The equation I've come up with that takes two inputs and returns the ratio of numbers removed vs total is:

$$ \begin{align} f(a,b)&=\frac{1}{a}+\frac{1}{b}-\frac{1}{ab}\\\\ f(2,3)&=\frac{1}{2}+\frac{1}{3}-\frac{1}{2\times3}\approx 66.6\%\\\\ \end{align} $$

This equation has been verified with Octave (a Matlab clone) with the following equation code:
1-(sum(prod(!!mod([2:(N+1)],[a b]'))))/N where N has been large and a and b has been arbitrary numbers.

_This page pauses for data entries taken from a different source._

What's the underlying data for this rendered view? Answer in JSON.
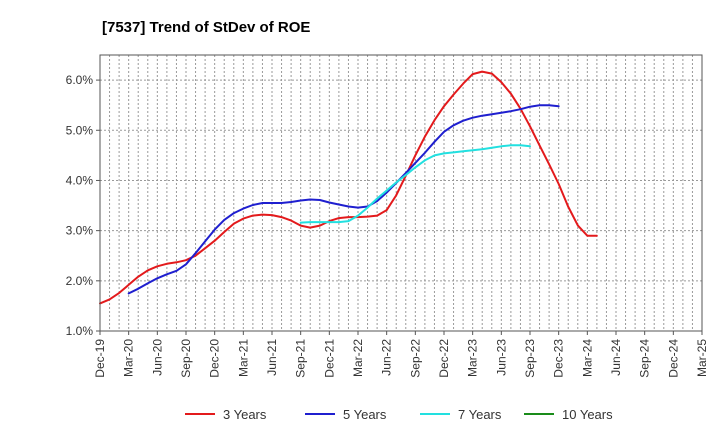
{
  "chart_data": {
    "type": "line",
    "title": "[7537]  Trend of StDev of ROE",
    "xlabel": "",
    "ylabel": "",
    "ylim": [
      1.0,
      6.5
    ],
    "yticks": [
      1.0,
      2.0,
      3.0,
      4.0,
      5.0,
      6.0
    ],
    "ytick_labels": [
      "1.0%",
      "2.0%",
      "3.0%",
      "4.0%",
      "5.0%",
      "6.0%"
    ],
    "x_tick_labels": [
      "Dec-19",
      "Mar-20",
      "Jun-20",
      "Sep-20",
      "Dec-20",
      "Mar-21",
      "Jun-21",
      "Sep-21",
      "Dec-21",
      "Mar-22",
      "Jun-22",
      "Sep-22",
      "Dec-22",
      "Mar-23",
      "Jun-23",
      "Sep-23",
      "Dec-23",
      "Mar-24",
      "Jun-24",
      "Sep-24",
      "Dec-24",
      "Mar-25"
    ],
    "grid": true,
    "legend_position": "bottom",
    "series": [
      {
        "name": "3 Years",
        "color": "#e31a1c",
        "points": [
          [
            0,
            1.55
          ],
          [
            0.33,
            1.63
          ],
          [
            0.67,
            1.76
          ],
          [
            1,
            1.92
          ],
          [
            1.33,
            2.08
          ],
          [
            1.67,
            2.21
          ],
          [
            2,
            2.29
          ],
          [
            2.33,
            2.34
          ],
          [
            2.67,
            2.37
          ],
          [
            3,
            2.41
          ],
          [
            3.33,
            2.5
          ],
          [
            3.67,
            2.65
          ],
          [
            4,
            2.8
          ],
          [
            4.33,
            2.97
          ],
          [
            4.67,
            3.14
          ],
          [
            5,
            3.24
          ],
          [
            5.33,
            3.3
          ],
          [
            5.67,
            3.32
          ],
          [
            6,
            3.31
          ],
          [
            6.33,
            3.27
          ],
          [
            6.67,
            3.2
          ],
          [
            7,
            3.1
          ],
          [
            7.33,
            3.06
          ],
          [
            7.67,
            3.1
          ],
          [
            8,
            3.19
          ],
          [
            8.33,
            3.25
          ],
          [
            8.67,
            3.27
          ],
          [
            9,
            3.27
          ],
          [
            9.33,
            3.28
          ],
          [
            9.67,
            3.3
          ],
          [
            10,
            3.41
          ],
          [
            10.33,
            3.7
          ],
          [
            10.67,
            4.1
          ],
          [
            11,
            4.5
          ],
          [
            11.33,
            4.87
          ],
          [
            11.67,
            5.2
          ],
          [
            12,
            5.48
          ],
          [
            12.33,
            5.71
          ],
          [
            12.67,
            5.93
          ],
          [
            13,
            6.12
          ],
          [
            13.33,
            6.17
          ],
          [
            13.67,
            6.13
          ],
          [
            14,
            5.96
          ],
          [
            14.33,
            5.73
          ],
          [
            14.67,
            5.43
          ],
          [
            15,
            5.08
          ],
          [
            15.33,
            4.7
          ],
          [
            15.67,
            4.32
          ],
          [
            16,
            3.93
          ],
          [
            16.33,
            3.48
          ],
          [
            16.67,
            3.1
          ],
          [
            17,
            2.9
          ],
          [
            17.33,
            2.9
          ]
        ]
      },
      {
        "name": "5 Years",
        "color": "#1f1fcf",
        "points": [
          [
            1,
            1.75
          ],
          [
            1.33,
            1.84
          ],
          [
            1.67,
            1.95
          ],
          [
            2,
            2.05
          ],
          [
            2.33,
            2.13
          ],
          [
            2.67,
            2.2
          ],
          [
            3,
            2.33
          ],
          [
            3.33,
            2.55
          ],
          [
            3.67,
            2.79
          ],
          [
            4,
            3.02
          ],
          [
            4.33,
            3.21
          ],
          [
            4.67,
            3.35
          ],
          [
            5,
            3.44
          ],
          [
            5.33,
            3.51
          ],
          [
            5.67,
            3.55
          ],
          [
            6,
            3.55
          ],
          [
            6.33,
            3.55
          ],
          [
            6.67,
            3.57
          ],
          [
            7,
            3.6
          ],
          [
            7.33,
            3.62
          ],
          [
            7.67,
            3.61
          ],
          [
            8,
            3.56
          ],
          [
            8.33,
            3.52
          ],
          [
            8.67,
            3.48
          ],
          [
            9,
            3.46
          ],
          [
            9.33,
            3.48
          ],
          [
            9.67,
            3.59
          ],
          [
            10,
            3.76
          ],
          [
            10.33,
            3.95
          ],
          [
            10.67,
            4.15
          ],
          [
            11,
            4.35
          ],
          [
            11.33,
            4.55
          ],
          [
            11.67,
            4.77
          ],
          [
            12,
            4.97
          ],
          [
            12.33,
            5.1
          ],
          [
            12.67,
            5.19
          ],
          [
            13,
            5.25
          ],
          [
            13.33,
            5.29
          ],
          [
            13.67,
            5.32
          ],
          [
            14,
            5.35
          ],
          [
            14.33,
            5.38
          ],
          [
            14.67,
            5.42
          ],
          [
            15,
            5.47
          ],
          [
            15.33,
            5.5
          ],
          [
            15.67,
            5.5
          ],
          [
            16,
            5.48
          ]
        ]
      },
      {
        "name": "7 Years",
        "color": "#22e0e0",
        "points": [
          [
            7,
            3.16
          ],
          [
            7.33,
            3.17
          ],
          [
            7.67,
            3.17
          ],
          [
            8,
            3.17
          ],
          [
            8.33,
            3.17
          ],
          [
            8.67,
            3.19
          ],
          [
            9,
            3.3
          ],
          [
            9.33,
            3.46
          ],
          [
            9.67,
            3.64
          ],
          [
            10,
            3.8
          ],
          [
            10.33,
            3.96
          ],
          [
            10.67,
            4.11
          ],
          [
            11,
            4.26
          ],
          [
            11.33,
            4.4
          ],
          [
            11.67,
            4.5
          ],
          [
            12,
            4.54
          ],
          [
            12.33,
            4.56
          ],
          [
            12.67,
            4.58
          ],
          [
            13,
            4.6
          ],
          [
            13.33,
            4.62
          ],
          [
            13.67,
            4.65
          ],
          [
            14,
            4.68
          ],
          [
            14.33,
            4.7
          ],
          [
            14.67,
            4.7
          ],
          [
            15,
            4.68
          ]
        ]
      },
      {
        "name": "10 Years",
        "color": "#1a8c1a",
        "points": []
      }
    ]
  }
}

I've tried to envision the problem as overlapping circles, where you remove some parts and add the parts that gets removed twice, or "thrice".

My attempt at extending it to 3 inputs looks as follows:

$$ \begin{align} f(a,b,c)&=\frac{1}{a}+\frac{1}{b}+\frac{1}{c}-\frac{1}{ab}-\frac{1}{bc}-\frac{1}{ac}+\frac{1}{abc}\\\\ f(2,3,5)&=\frac{1}{2}+\frac{1}{3}+\frac{1}{5}-\frac{1}{2\times3}-\frac{1}{3\times5}-\frac{1}{2\times5}+\frac{1}{2\times3\times5}\approx 73.3\%\\\\ \end{align} $$ The equation above is verified yet again through the code above by just adding a c term.

I want to extend this equation further for more arguments (in the hundreds) so I can see how many numbers there are left after removing primes and all numbers containing those prime numbers.


This gets messy very fast as the number of inputs increases.

  • Am I reinventing the wheel?
  • Is there a better approach for finding the ratio when there are hundreds or even thousands of inputs to this equation?
  • Is there a pattern that I cannot see, like $f(a,b,c) = f(a,c)\times f(b,c)\times f(a,b)$? (this isn't it)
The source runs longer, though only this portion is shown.